The director of the Danish Health Authority, Søren Brostrøm, asked the public earlier in December to “avoid big celebrations on New Year’s Eve”.

“If many of you are already thinking about New Year’s Eve, I’d clearly say you should not make plans for huge celebrations,” he said.

“We are asking you to stick to seeing as few people as possible,” the senior health official added.


Nightlife and alcohol sales are subject to restrictions under the Covid-19 rules currently in place.

Sales of alcohol at bars, restaurants and other licensed establishments are banned after 10pm, while establishments must close by 11pm.

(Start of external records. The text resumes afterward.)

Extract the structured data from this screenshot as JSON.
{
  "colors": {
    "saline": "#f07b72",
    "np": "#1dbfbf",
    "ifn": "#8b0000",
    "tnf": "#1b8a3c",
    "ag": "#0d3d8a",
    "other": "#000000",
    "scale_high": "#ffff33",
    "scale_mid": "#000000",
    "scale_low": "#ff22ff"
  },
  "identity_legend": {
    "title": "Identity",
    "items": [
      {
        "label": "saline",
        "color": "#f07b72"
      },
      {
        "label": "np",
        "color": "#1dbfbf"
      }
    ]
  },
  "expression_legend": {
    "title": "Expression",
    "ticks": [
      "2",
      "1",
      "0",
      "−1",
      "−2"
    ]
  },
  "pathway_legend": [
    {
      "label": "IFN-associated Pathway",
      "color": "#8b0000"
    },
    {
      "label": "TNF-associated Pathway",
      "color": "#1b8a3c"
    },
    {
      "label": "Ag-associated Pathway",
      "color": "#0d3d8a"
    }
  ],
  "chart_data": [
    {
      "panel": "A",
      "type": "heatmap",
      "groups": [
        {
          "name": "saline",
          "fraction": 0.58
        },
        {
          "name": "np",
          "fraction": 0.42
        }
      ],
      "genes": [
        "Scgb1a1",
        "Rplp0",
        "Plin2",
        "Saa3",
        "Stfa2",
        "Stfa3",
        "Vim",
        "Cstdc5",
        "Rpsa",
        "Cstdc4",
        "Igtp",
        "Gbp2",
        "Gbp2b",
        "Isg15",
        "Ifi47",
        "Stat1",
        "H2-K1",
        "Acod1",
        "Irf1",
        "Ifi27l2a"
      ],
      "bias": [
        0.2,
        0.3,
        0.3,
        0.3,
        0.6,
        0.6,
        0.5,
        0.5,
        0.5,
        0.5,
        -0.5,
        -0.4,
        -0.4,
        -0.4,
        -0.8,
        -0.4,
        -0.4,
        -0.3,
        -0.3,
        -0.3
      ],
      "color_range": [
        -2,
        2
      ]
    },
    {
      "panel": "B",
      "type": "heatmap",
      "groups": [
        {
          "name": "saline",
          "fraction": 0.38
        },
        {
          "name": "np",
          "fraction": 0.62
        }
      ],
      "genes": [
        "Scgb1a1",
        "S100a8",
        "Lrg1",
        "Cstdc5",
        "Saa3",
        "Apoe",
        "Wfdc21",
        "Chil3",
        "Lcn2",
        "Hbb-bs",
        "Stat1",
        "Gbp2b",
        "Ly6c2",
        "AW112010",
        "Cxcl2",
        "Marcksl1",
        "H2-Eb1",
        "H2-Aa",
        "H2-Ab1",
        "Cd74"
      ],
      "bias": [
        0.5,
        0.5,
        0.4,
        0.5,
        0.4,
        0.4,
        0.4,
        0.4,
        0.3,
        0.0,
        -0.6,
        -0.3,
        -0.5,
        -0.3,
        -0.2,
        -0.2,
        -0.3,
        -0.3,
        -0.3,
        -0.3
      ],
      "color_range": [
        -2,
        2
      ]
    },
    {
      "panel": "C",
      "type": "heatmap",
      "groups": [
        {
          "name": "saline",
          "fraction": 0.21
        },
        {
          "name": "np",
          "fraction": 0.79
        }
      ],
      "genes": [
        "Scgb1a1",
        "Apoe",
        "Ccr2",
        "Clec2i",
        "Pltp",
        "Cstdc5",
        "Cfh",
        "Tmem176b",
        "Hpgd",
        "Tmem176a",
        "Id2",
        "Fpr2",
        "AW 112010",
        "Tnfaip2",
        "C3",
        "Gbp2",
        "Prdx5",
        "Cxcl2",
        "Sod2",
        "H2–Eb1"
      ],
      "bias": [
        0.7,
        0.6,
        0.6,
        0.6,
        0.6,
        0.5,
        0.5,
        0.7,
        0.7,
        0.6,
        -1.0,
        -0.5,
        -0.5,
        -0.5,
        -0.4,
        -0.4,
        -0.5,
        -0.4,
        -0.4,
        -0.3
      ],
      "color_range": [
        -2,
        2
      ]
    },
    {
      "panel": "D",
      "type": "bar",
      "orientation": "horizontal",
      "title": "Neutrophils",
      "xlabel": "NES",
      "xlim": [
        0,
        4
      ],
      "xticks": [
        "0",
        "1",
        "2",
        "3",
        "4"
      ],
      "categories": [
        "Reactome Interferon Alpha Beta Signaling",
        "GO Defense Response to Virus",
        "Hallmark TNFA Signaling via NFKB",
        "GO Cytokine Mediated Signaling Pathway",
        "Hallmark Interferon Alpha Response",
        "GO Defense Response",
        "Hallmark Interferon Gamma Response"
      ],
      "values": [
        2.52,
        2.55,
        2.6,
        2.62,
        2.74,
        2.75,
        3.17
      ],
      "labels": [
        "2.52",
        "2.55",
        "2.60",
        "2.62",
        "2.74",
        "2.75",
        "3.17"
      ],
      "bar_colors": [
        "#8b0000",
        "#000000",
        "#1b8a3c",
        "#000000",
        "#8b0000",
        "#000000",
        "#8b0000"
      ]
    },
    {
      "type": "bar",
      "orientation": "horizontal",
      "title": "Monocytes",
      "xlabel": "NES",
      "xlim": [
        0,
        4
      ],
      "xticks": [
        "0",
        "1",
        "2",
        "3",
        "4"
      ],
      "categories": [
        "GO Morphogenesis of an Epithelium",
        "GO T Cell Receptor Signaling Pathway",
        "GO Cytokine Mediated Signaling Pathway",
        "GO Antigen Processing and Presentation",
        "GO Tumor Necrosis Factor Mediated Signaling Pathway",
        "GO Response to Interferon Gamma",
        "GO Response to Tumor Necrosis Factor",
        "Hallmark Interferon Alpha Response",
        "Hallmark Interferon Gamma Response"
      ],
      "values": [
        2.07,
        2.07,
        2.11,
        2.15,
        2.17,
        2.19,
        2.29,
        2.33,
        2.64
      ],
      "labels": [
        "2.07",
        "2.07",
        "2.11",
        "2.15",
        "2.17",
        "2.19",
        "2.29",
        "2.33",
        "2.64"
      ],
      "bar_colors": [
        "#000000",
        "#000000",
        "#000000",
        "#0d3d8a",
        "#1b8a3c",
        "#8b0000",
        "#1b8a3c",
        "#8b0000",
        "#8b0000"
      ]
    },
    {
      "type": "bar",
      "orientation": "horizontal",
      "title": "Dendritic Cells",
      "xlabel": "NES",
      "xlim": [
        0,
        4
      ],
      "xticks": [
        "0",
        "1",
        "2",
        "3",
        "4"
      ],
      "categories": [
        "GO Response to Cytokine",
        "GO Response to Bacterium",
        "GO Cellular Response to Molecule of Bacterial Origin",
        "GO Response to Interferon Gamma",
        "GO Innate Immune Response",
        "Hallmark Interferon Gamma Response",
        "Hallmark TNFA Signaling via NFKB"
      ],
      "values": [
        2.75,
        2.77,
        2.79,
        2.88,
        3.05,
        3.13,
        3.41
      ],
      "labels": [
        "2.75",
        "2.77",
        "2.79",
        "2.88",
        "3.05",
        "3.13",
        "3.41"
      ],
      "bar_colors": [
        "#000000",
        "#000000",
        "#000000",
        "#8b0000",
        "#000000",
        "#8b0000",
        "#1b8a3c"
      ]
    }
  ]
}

General sales of alcohol are currently banned between 10pm and 5am.

What will be the same?

Some of the most-loved Danish New Year’s Eve traditions can go ahead as usual, not least because many take place in the comfort of homes and in front of TV sets. 

The 90th Birthday

Also known as Dinner for One, this ancient 11-minute black-and-white comedy sketch is shown year after year in Danish homes as the old year ticks to a close.

Virtually unknown in the rest of the world, the British-made skit from 1963 is loved in Germany and Scandinavia – not least in Denmark and Sweden.

Don’t forget to join in with the catchphrases: “The same procedure as last year, Miss Sophie?”

“The same procedure as every year, James!”


The Queen’s speech

Queen Margrethe addresses the nation every year at 6pm on December 31st, just as New Year festivities are getting into full swing.

The monarch’s annual message often touches on ethical and cultural topics, as well as the need for solidarity in society. The Queen also customarily takes time to thank Danish servicemen based abroad.

When Her Majesty signs off with her famous “God save Denmark” (Gud bevare Danmark) line, it will be time for dinner. 

Jump into the New Year

When the big moment comes, many people will get up on a chair so that they can literally jump into the new year.

Given the volume of schnapps likely to have been consumed by this point, ankles and coffee tables alike can be put at considerable risk by this custom — but that doesn't make it any less fun.


As the evening progresses, a steady flow of fireworks are set off by impatient souls who can’t wait for the chimes of midnight. And we’re not talking about professional firework shows here, but rather the private arsenal of Danes who spend the evening firing off increasingly ear-splitting rockets.

At midnight, this pyrotechnic show is taken up more than just a notch – the thunderous sound of firecrackers keeps the skies alive well into the early morning hours. It’s a custom not without some opposition.